Rao’s Q measures diversity as trait dissimilarity by considering the weighted average of all pairwise differences between values, where the weights are based on the relative proportions of each data point following Eq. (1).

$$Q={\sum}_{i=1}^{n} {\sum}_{j=1}^{n}{p}_{i}{p}_{j}d\left({x}_{i},{x}_{j}\right)$$
(1)

Where \({p}_{i}\) and \({p}_{j}\) are the relative proportions associated with data points \({x}_{i}\) and \({x}_{j}\) and \(d({x}_{i},{x}_{j})\) is the difference between \({x}_{i}\) and \({x}_{j}\). Functional richness measures diversity as the range of plant functional trait values and was calculated in two ways. First, as the volume of the convex hull in the 5-dimensional PCA-space.

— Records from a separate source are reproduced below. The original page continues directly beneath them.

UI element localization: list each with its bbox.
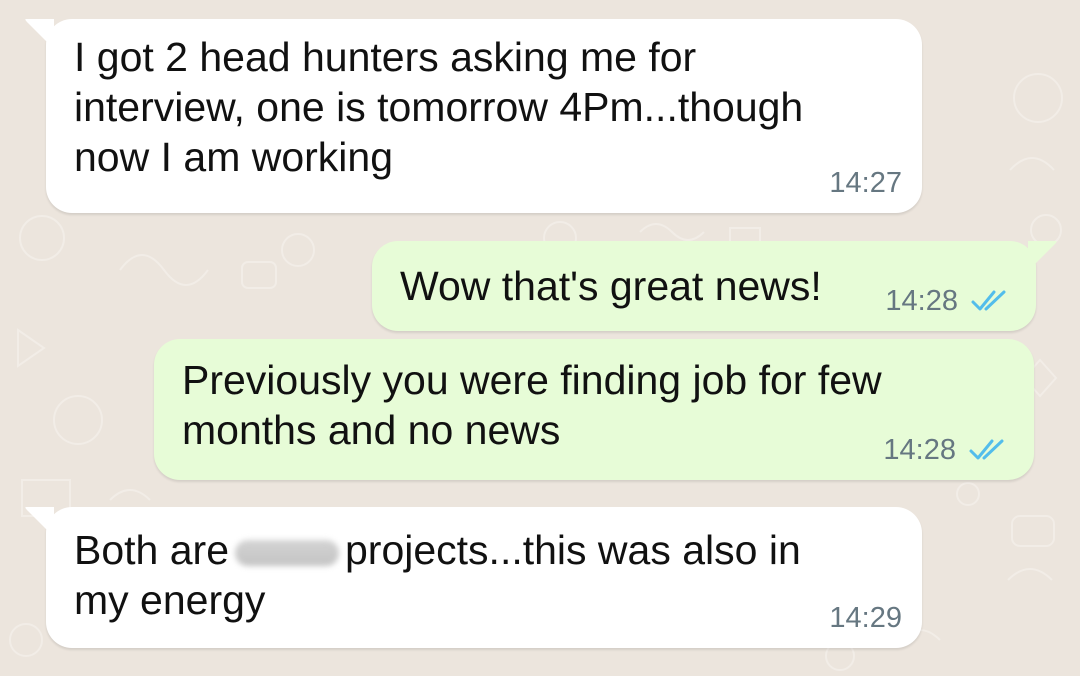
message-text: Both are projects...this was also in my e… [74, 525, 801, 625]
message-time: 14:27 [829, 167, 902, 199]
message-text: Previously you were finding job for few … [182, 357, 882, 453]
message-text: I got 2 head hunters asking me for inter… [74, 34, 804, 180]
incoming-message[interactable]: Both are projects...this was also in my e… [25, 507, 922, 648]
timestamp: 14:28 [883, 434, 956, 466]
bubble-tail-icon [25, 507, 54, 537]
redacted-text [235, 540, 339, 566]
double-check-read-icon [971, 290, 1006, 311]
incoming-message[interactable]: I got 2 head hunters asking me for inter… [25, 19, 922, 213]
timestamp: 14:29 [829, 602, 902, 634]
message-time: 14:28 [883, 434, 1008, 466]
outgoing-message[interactable]: Wow that's great news! 14:28 [372, 241, 1057, 331]
timestamp: 14:27 [829, 167, 902, 199]
timestamp: 14:28 [885, 285, 958, 317]
outgoing-message[interactable]: Previously you were finding job for few … [154, 339, 1034, 480]
bubble-tail-icon [25, 19, 54, 49]
double-check-read-icon [969, 439, 1004, 460]
chat-thread: I got 2 head hunters asking me for inter… [0, 0, 1080, 676]
message-time: 14:28 [885, 285, 1010, 317]
message-text-start: Both are [74, 527, 229, 573]
message-time: 14:29 [829, 602, 902, 634]
bubble-tail-icon [1028, 241, 1057, 271]
message-text: Wow that's great news! [400, 263, 822, 309]
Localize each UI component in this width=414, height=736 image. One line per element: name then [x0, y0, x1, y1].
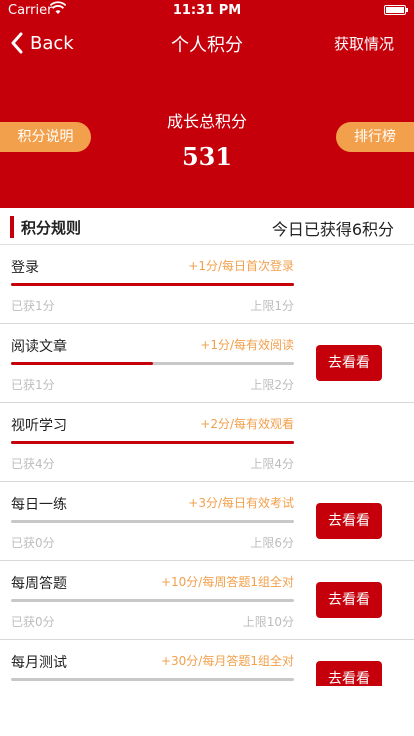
rule-row-login: 登录 +1分/每日首次登录 已获1分 上限1分	[0, 245, 414, 324]
rule-description: +3分/每日有效考试	[188, 496, 294, 510]
leaderboard-button[interactable]: 排行榜	[336, 122, 414, 152]
points-earned: 已获4分	[11, 457, 55, 471]
progress-fill	[11, 283, 294, 286]
points-limit: 上限10分	[242, 615, 294, 629]
go-look-button[interactable]: 去看看	[316, 661, 382, 686]
points-limit: 上限4分	[250, 457, 294, 471]
progress-bar	[11, 441, 294, 444]
points-earned: 已获0分	[11, 615, 55, 629]
battery-icon	[384, 5, 408, 15]
rule-row-monthly-test: 每月测试 +30分/每月答题1组全对 去看看	[0, 640, 414, 686]
rule-name: 阅读文章	[11, 339, 67, 355]
go-look-button[interactable]: 去看看	[316, 345, 382, 381]
rule-name: 登录	[11, 260, 39, 276]
points-earned: 已获0分	[11, 536, 55, 550]
rule-row-audiovisual: 视听学习 +2分/每有效观看 已获4分 上限4分	[0, 403, 414, 482]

For this we used the convex hull function from SciPy in python56. Second, functional richness was calculated as the kernel density estimation hypervolume (KDE) of the 5-dimensional PCA-space, as this method might be less prone to data outliers. Here we used the KernelDensity function from scikit-learn in python57. Bandwidth was set to 0.5 after applying GridSearchCV from scikit-learn to ten scenes from each of the five biomes. The threshold was set to the 95% quantile and the generated samples to 50,000. Values below 5% and above the 95% quantiles for both metrics were removed to prevent distortions from extreme outliers.